Referring to last December’s City Council 45-1 vote to oppose the rezoning of Kingsbridge Armory in the Bronx due to the developer’s refusal to guarantee a living wage for workers at the 575,000-square-foot mixed-use project, Bloomberg said that instead of having the jobs and stores that the project would have produced, "we have nothing. And that’s exactly what this bill would do. It’s a nice idea, but is poorly thought out and will not work."

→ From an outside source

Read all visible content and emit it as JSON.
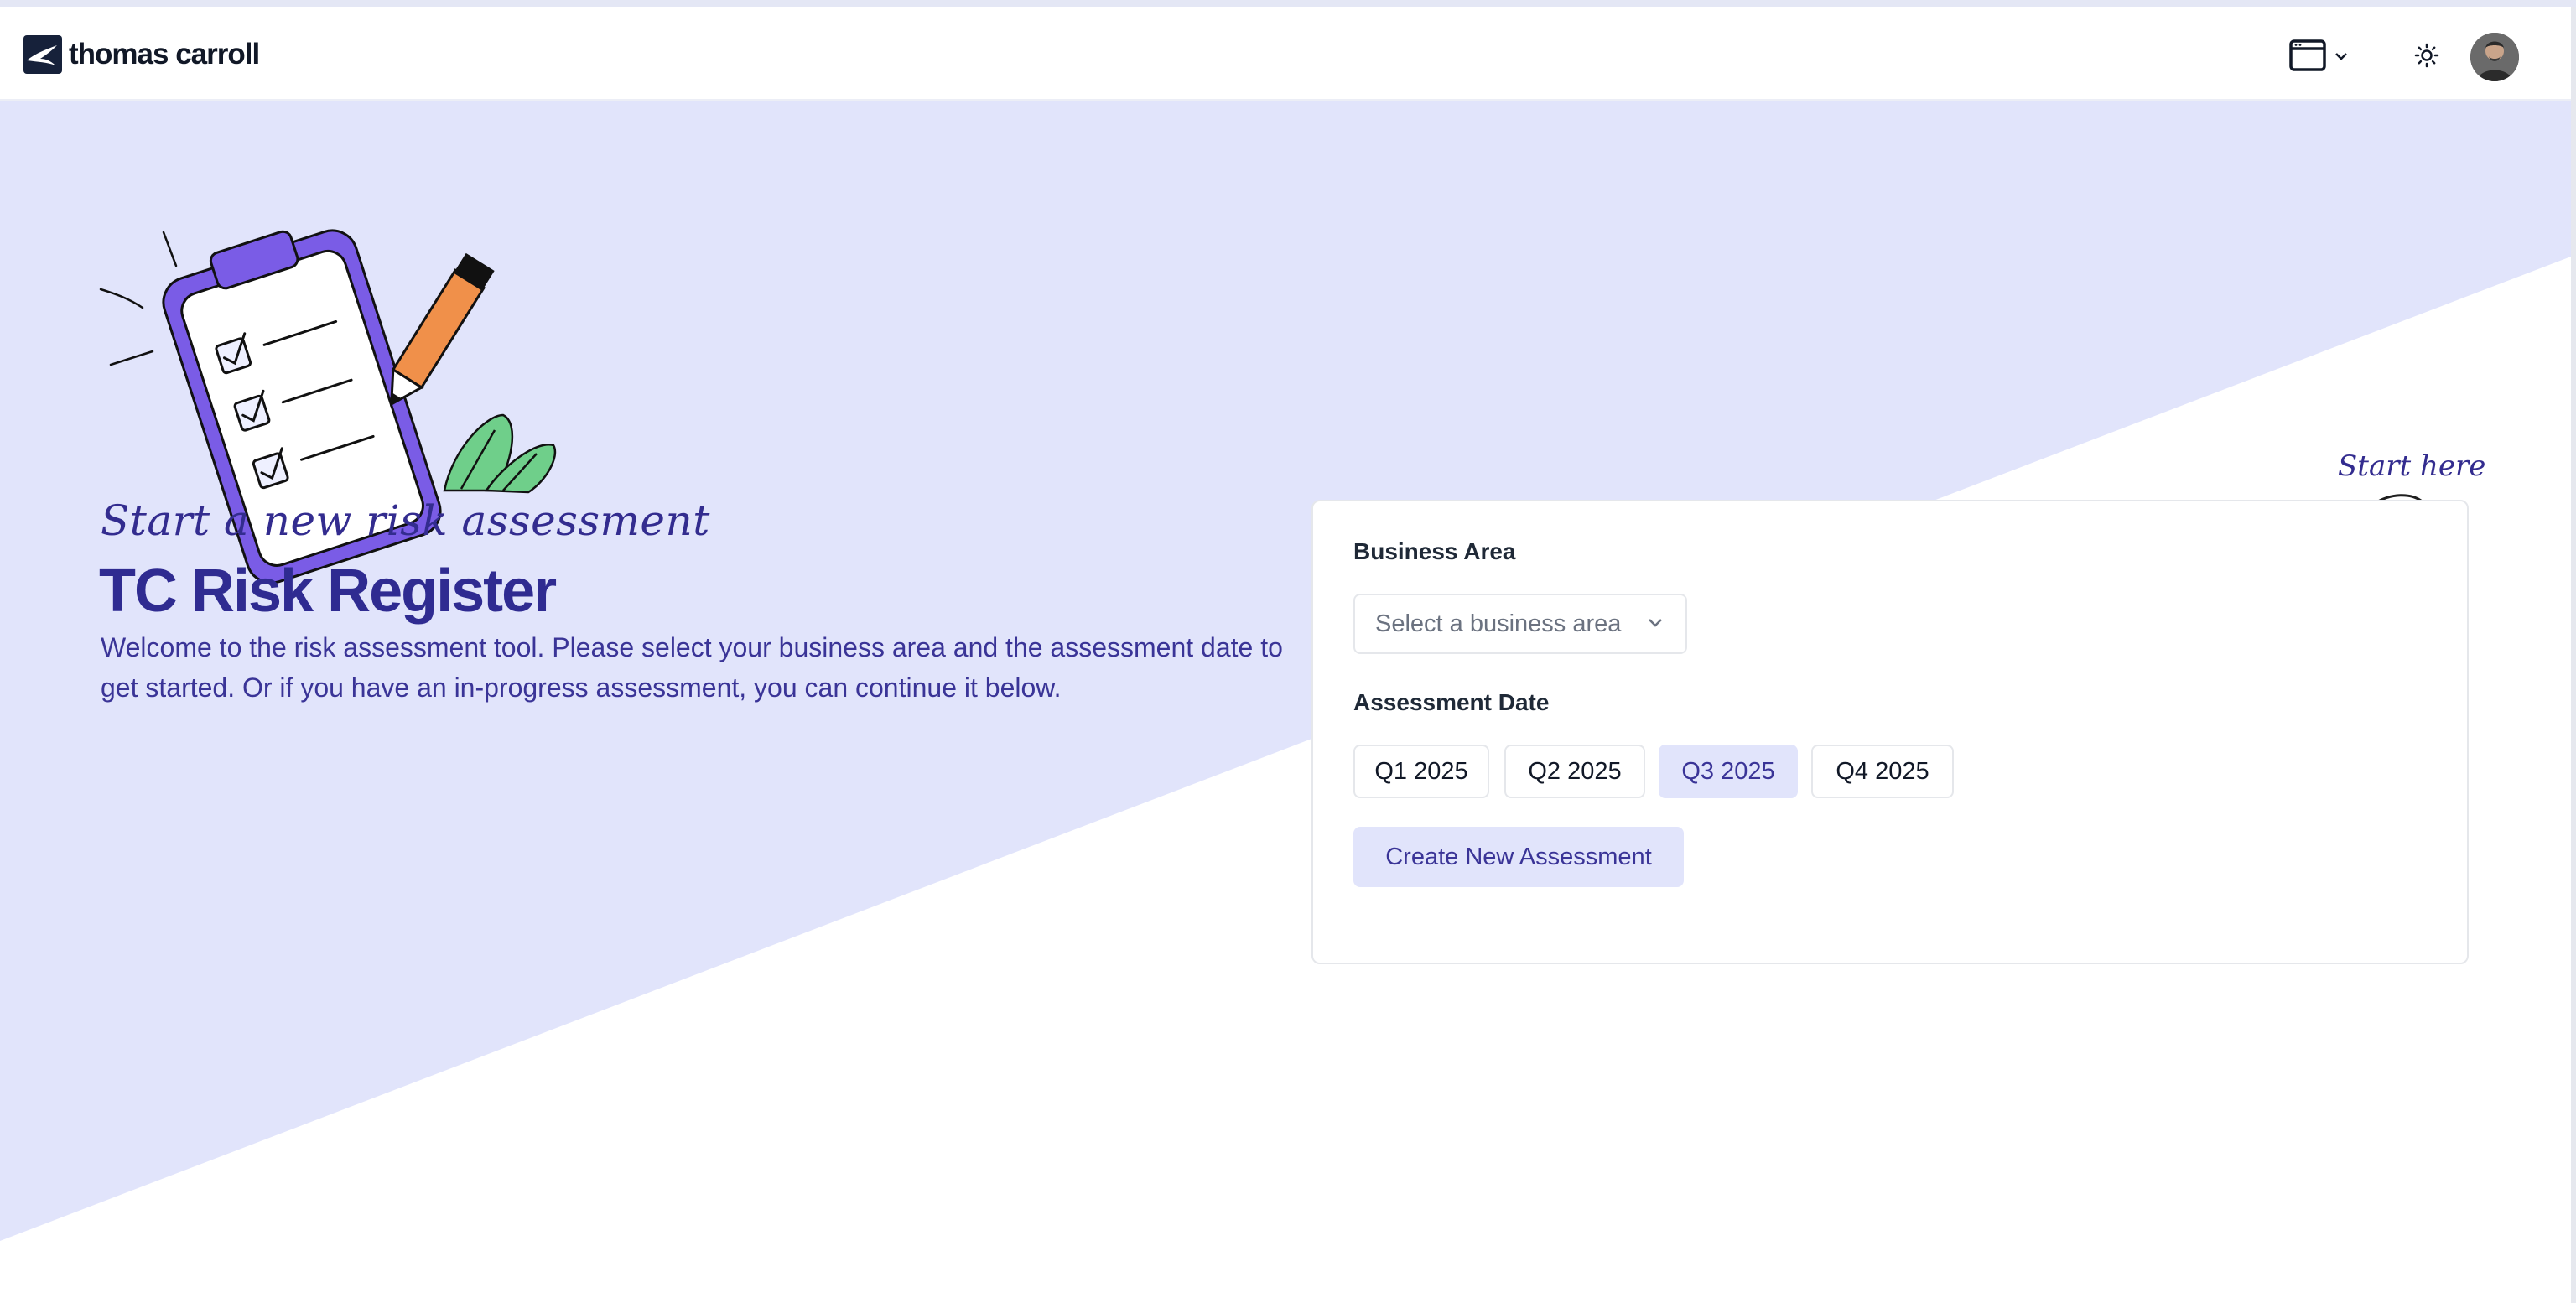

In line with her comments following the Kingsbridge Armory defeat, Kathryn Wylde, president of the Partnership for New York City, told Crain’s New York Business this week that action on the measure should wait until after the Bloomberg administration completes its recently announced study on the impact of living-wage mandates. "Legislation is forever," she said. "Markets go up and down, and this could threaten bringing jobs and economic activity to low-income neighborhoods, particularly during difficult times."
However, a spokesman for Council Member G. Oliver Koppell, who introduced the Fair Wages for New Yorkers Act with Council Member Annabel Palma, tells GlobeSt.com that the bill’s sponsors don’t see the costs of providing a living wage as prohibitive to developers. "They’re not looking to bankrupt anyone," the spokesman says. "This bill would mean an annual salary of $18,000, which is hard enough to live on in New York City." It’s also in line with the city’s own living-wage requirement for service contractors, which was enacted in 2002.
The spokesman says the bill has already garnered the support of at least two dozen council members from across the five boroughs. Koppell and Palma both represents districts in the Bronx, where Borough President Ruben Diaz Jr. is spearheading the Living Wage NYC campaign.
At press time, it was not known exactly how many members had signed on as cosponsors. At least 34 votes would be necessary to override a Bloomberg veto, which appears likely in view of the mayor’s comments.
If enacted, the bill would apply only to future projects, and not retroactively to those already under way. Also exempt would be projects devoted solely to affordable housing and those that house cultural or social services organizations.